There were tears in my eyes.
It's such a small thing, but such a truly amazing thing.
It's one more bit of hope
that he will be able to function in some semblance of society
as an adult one day –
that he might be able to live just a BIT more independently,
and one day want the things he needs to survive enough to work for them.
(Not a foregone conclusion with autistic folks, which makes them particularly unemployable, no matter their intelligence.)
Consumerism might be "the enemy",
but a kid who understands none of it is only a hero
in a Chicken Soup For The Soul story.

This Advent season I am grateful
for being able to appreciate what complexity and miracle is involved
in such small "selfish" acts as wanting something for Christmas
and expressing those wants to another person.

I'm grateful that my son is able
to enjoy all of the commercial cultural trappings of the holiday this year
instead of running from them screaming.

I'm grateful for the many ways Phil helps me stop and look again,
even at my most "Christian" conclusions.

And I'm especially grateful that my son helps me see Christ's humble birth,
over and over again,
even in the midst of nightmares and worries
I could not have imagined 10 years ago,
even in the midst of Advent.

That is Jenee Woodard’s story.


We have no idea when how or when Christ may come into our lives.
No idea.

The world is charged with the grandeur of God—
even when we are blind to it,
even when we have to wait ten years for a child to ask for a gift.

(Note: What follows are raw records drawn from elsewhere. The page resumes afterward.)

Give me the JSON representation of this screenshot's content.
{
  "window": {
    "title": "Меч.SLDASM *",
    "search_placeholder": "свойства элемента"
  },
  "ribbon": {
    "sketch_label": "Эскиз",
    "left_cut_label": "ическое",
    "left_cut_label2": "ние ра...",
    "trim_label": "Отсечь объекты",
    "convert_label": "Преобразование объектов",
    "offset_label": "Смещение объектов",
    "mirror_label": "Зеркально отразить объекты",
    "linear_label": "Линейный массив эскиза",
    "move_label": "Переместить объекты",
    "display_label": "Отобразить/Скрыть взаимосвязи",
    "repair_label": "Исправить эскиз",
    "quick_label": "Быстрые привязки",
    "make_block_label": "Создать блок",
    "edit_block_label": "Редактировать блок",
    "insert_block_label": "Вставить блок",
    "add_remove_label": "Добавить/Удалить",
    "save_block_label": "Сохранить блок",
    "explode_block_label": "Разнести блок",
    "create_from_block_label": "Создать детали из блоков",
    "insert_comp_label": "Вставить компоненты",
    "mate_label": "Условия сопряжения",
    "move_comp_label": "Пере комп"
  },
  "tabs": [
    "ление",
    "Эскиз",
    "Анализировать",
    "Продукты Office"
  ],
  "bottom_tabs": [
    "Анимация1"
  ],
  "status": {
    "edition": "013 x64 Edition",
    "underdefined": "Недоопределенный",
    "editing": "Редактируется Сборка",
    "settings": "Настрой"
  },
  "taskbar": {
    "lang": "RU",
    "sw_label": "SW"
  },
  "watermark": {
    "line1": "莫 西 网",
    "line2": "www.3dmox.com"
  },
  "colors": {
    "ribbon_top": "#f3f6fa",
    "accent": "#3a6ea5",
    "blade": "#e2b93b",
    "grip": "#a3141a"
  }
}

God works in every place and in every person and in every time.
We wait for God because we hope for the future.

There is hope.
We must never forget that.
There is always hope.

Sometimes hope comes to us in prayer and worship and Bible study—
sometimes it comes to us in building a Habitat house
or serving at Room at the Inn or Manna Food Bank—
And sometimes hope comes to us in Playstation Two.